Astaná se consolida como puente cultural entre Europa y Asia con el debut del Teatro Real Danés. La prestigiosa compañía, fundada en 1748, presentó un programa que fusiona la tradición de August Bournonville con la vanguardia.
Hay ciudades por las que el arte solo pasa y ciudades en las que se detiene. La semana pasada Astaná fue una de estas últimas. Por primera vez, el Teatro Real Danés, una de las instituciones de artes escénicas más antiguas y respetadas de Europa, fundada en 1748, actuó en la capital de Kazajistán y llevó consigo casi tres siglos de tradición escénica.
El Teatro Real Danés es conocido por preservar una de las tradiciones de ballet clásico más definidas de Europa. Esta se asienta en la obra de August Bournonville, el coreógrafo del siglo XIX cuyos ballets dieron forma a la identidad del ballet danés.
La obra más conocida de su repertorio es el ballet romántico, 'La Sílfide', que sigue en el repertorio de las grandes compañías de Europa y de fuera del continente, entre ellas la de la Ópera de Astaná, uno de los principales teatros de Eurasia. En cambio, la invitada Selene Muñoz aportó una energía muy distinta. Su actuación combinó la intensidad del flamenco con el movimiento contemporáneo.
El Teatro Real Danés presenta su programa de gala en Astaná
El Teatro Real Danés presentó en Astaná un programa de diez piezas que reunía el legado clásico y la coreografía europea contemporánea. La velada se movió entre épocas y estilos y reflejó el amplio repertorio de la compañía, desde títulos clásicos arraigados en la tradición del siglo XIX hasta voces coreográficas más contemporáneas.
En el centro de la noche estuvo la tradición Bournonville, con fragmentos de 'The Jockey Dance', 'The Kermesse in Bruges' y 'Premier danseur pas de deux'. "Desde Dinamarca hemos traído a Astaná nuestro patrimonio cultural más preciado, nuestro arte elevado", afirmó la bailarina del Teatro Real Danés Beatriz Domingues.
"Es un tesoro nacional, por eso es tan importante presentarlo ante públicos internacionales.
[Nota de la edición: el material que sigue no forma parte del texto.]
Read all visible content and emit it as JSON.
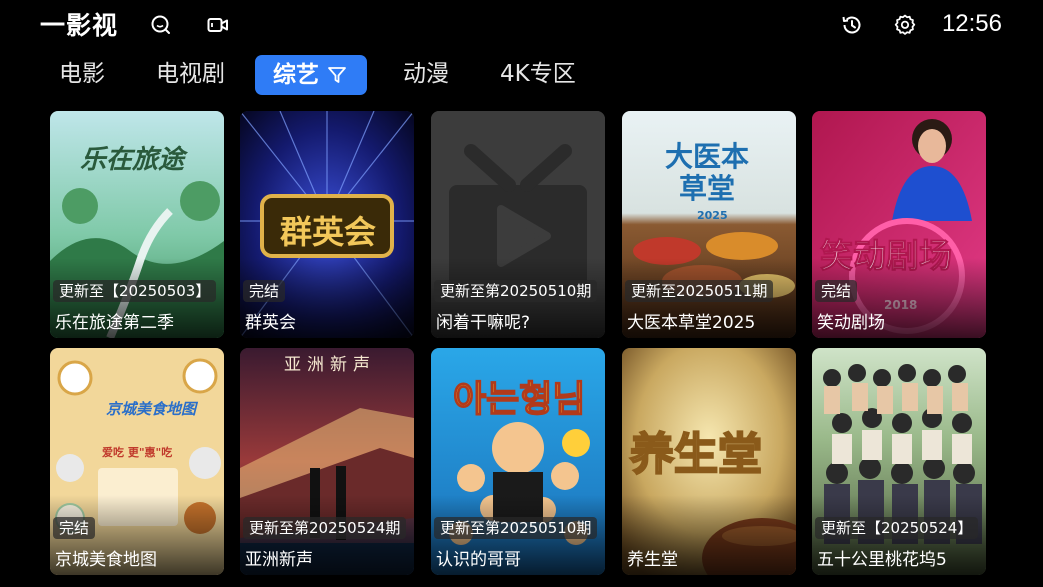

Actuamos en Almaty el año pasado y nos impresionaron profundamente el entusiasmo y la cálida acogida. Para todos nosotros es una gran alegría volver a Kazajistán".
La nota de contraste la puso la artista invitada Selene Muñoz, cuya interpretación unió la intensidad del flamenco con el movimiento contemporáneo. "Estoy muy contenta de estar aquí en Astaná y de compartir mi trabajo con el público", señaló Selene Muñoz.
"Este solo es muy personal para mí, porque reúne mis raíces españolas y el lenguaje del movimiento contemporáneo. Es una manera de expresar de dónde vengo y cómo me muevo hoy".
La visita se organizó con la implicación de Meirambek Nazargozhayev, el primer artista del Teatro Real Danés nacido en Kazajistán. De vuelta al escenario de su país, interpretó un solo, 'Loneliness', sobre la Sonata 'Claro de luna' de Beethoven.
Tendiendo puentes entre tradiciones de ballet
La gira no se limitó a la gala. En la Academia Nacional Kazaja de Coreografía de Astaná, los bailarines abrieron sus ensayos al alumnado mediante clases magistrales centradas en la tradición de Bournonville.
En Kazajistán, donde la escuela rusa de ballet sigue siendo el sistema de formación dominante, estos intercambios tienen un valor especial, ya que permiten al alumnado conocer otro enfoque clásico europeo y ampliar su horizonte artístico.
Las sesiones corrieron a cargo de artistas estrechamente vinculados a esta tradición, entre ellos Dinna Bjorn, una de las principales expertas en el legado de Bournonville, y el coreógrafo Eric Viudes.
"Creo que he podido transmitir la tradición de Bournonville a través de estas clases. Lo que la hace especial es que puede combinarse con otros estilos, y eso es lo que quiero que comprendan los jóvenes bailarines. Pueden interpretar repertorio clásico, incluidos elementos de la escuela rusa, y también obras contemporáneas sin dejar de mantenerse dentro de la tradición danesa", dijo Dinna Bjorn.
La visita fue algo más que una parada de gira, supuso un nuevo paso en el creciente papel de Astaná como punto de encuentro cultural entre Europa y Asia, donde las compañías internacionales encuentran cada vez más públicos nuevos lejos de sus sedes habituales.